My wardrobe remained as bare as it did before my heartfelt plea.

Not one single garment was shoved my way. Never mind a suit of clothes, not even a pair of worn out socks or old underpants were tossed in my direction. Never before in the history of the world has a man been

ignored to such a degree.

If I was depending on the readers of this paper to kit me out, I would have been forced to go to the Communion in a very embarrassing state.

So there I was on the morning of the Communion with tears in my eyes and I tearing the place asunder, attempting to find something classy to wear. Then all of a sudden, didn’t the phone ring?

It was a neighbour of mine and, naturally enough, I assumed he had come to my rescue. Here he was just at the last minute, offering me a nice Magee double-breasted suit, I suspected.

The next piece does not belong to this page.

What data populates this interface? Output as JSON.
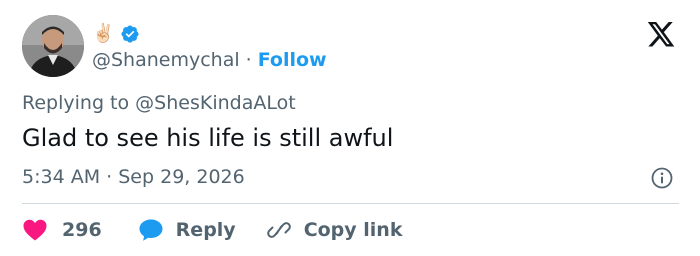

But alas and alack, ’twas no suit at all was on his mind only a bullock of mine that he had spotted out on the road, and he doing the devil of harm.

And how did he know the animal was from this farm? Well, because he had all the telltale signs of my ownership. He had butts of horns, he had the half hungry, half-castrated look in his eye.

“He’s your bullock all right,” says he, “all the women are afraid of him.”

Left with little choice, I had to hit the road in an attempt to return the runaway to captivity.

I needn’t tell you there was plenty of roaring, shouting, waving of sticks and shoving of old pallets into worn down ditches before we finally managed to corral the rambling hoor.

So by the time I finally managed to get myself to the church, the Communion was well under way. And while those attending, including my Grace, looked beautiful, I was like someone who had dragged himself backwards through a hedge.

For that is exactly what I had been doing.

If only I was wearing a top-notch suit, I thought to myself as I entered the church, I could make my excuses for my lateness, being delayed at the office, or that my secretary had forgotten to buzz me.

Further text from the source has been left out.